Frida Kahlo ist in der Mitte ihrer Jahre, als sie endlich den Durchbruch als Malerin und Künstlerin hat. Bisher stand sie als Ehefrau und Muse des bekannten mexikanischen Malers Diego Rivera stets in dessen Schatten, nun soll sie in einer bekannten New Yorker Galerie und danach in Paris eine eigene Ausstellung bekommen. Zum ersten Mal ist sie alleine, ohne Diego, unterwegs. Das ist künstlerisch ihre große Chance – und endlich hat sie auch die Möglichkeit, sich als selbständige Frau zu bewähren. Sie verliebt sich in den Fotografen Nickolas Muray und erlebt ein Chaos der Gefühle. Als er von ihr eine Entscheidung verlangt merkt sie, dass sie auch ihren Mann Diego immer noch liebt …

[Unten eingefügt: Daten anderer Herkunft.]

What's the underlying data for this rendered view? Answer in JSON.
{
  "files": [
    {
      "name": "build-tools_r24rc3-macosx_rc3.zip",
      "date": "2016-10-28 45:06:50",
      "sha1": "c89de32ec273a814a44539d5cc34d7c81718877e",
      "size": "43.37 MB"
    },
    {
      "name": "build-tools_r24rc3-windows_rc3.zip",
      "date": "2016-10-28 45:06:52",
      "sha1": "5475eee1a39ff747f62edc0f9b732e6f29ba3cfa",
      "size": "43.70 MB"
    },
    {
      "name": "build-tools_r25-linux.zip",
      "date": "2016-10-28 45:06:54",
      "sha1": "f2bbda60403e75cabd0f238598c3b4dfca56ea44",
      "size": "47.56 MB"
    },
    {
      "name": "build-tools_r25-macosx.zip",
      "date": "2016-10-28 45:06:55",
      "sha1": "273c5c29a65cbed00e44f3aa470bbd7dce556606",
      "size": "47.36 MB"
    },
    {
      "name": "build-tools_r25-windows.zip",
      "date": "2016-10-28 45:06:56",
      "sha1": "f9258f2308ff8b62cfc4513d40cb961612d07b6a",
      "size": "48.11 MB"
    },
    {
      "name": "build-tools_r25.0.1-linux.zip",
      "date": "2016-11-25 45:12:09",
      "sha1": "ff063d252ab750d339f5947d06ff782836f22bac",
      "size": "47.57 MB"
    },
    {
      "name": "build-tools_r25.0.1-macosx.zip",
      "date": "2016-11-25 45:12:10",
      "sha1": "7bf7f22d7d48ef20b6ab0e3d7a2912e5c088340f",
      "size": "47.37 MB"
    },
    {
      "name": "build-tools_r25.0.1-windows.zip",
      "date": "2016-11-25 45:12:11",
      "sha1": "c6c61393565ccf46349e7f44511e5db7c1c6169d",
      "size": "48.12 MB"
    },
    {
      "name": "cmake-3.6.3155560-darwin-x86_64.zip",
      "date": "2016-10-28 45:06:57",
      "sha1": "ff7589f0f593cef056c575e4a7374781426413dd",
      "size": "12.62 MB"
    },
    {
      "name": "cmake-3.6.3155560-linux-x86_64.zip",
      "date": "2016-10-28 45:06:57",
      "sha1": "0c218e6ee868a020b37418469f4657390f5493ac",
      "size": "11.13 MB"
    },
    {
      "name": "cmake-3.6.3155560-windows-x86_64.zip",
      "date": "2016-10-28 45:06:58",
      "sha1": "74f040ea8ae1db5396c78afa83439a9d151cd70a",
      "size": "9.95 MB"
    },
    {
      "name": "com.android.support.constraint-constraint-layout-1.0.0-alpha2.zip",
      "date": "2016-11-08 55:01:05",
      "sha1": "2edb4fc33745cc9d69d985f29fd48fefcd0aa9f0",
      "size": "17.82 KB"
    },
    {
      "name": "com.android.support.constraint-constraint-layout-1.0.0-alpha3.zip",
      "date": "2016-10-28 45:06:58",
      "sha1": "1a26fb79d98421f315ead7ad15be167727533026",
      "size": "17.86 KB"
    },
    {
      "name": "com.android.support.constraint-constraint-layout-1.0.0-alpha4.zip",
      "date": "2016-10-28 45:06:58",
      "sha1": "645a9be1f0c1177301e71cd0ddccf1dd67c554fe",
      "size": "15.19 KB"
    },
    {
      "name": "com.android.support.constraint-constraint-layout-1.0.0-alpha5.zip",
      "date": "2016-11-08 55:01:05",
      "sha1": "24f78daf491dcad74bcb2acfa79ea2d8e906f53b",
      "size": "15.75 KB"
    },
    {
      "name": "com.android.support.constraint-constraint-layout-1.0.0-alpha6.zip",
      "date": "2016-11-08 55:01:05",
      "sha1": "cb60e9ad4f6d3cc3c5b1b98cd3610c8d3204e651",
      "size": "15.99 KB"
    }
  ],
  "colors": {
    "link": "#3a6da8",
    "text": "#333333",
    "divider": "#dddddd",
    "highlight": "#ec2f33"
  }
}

Caroline Bernard ist das Pseudonym der 1961 in Hamburg geborenen deutschen Schriftstellerin und Lektorin Tania Schlie, die auch unter einem weiteren Pseudonym Greta Hansen schreibt. Sie studierte Germanistik und Politikwissenschaften in Hamburg und Paris. Nach dem Abschluss arbeitete sie als Verlagslektorin. Sie veröffentlichte sowohl unter ihrem tatsächlichen Namen als auch unter den beiden Pseudonymen bereits zahlreiche Romane. Heute arbeitet Tania Schlie als freie Lektorin, Journalistin und Autorin. Sie hat zwei Kinder und lebt mit ihrer Familie in Glückstadt an der Elbe.

Wer hat nicht schon von Frida Kahlo gehört, gelesen oder ihre Bilder betrachtet und sich dabei gedacht, wer war diese Frau? Sehr gut recherchiert und von der Autorin ohne zu beschönigen, aber dennoch gefühlvoll und empfindsam beschrieben, ist hier ein Ausschnitt aus dem Leben dieser Aufsehen erregenden, sinnlichen Frau und vielseitig begabten Künstlerin. Hin- und hergerissen zwischen Sympathie und Ablehnung werden wir hier mit einem Überschwang an Gefühlen konfrontiert. Wir erfahren, dass Frida Kahlo zeitlebens mit gesundheitlichen Problemen zu kämpfen hatte und von Schmerzen geplagt wurde. Ein verkürztes Bein, das nach überstandener Kinderlähmung zurück blieb, und etliche Brüche, die durch einen schweren Verkehrsunfall entstanden, versuchte sie stets zu verbergen – war aber dennoch voller Lebenslust.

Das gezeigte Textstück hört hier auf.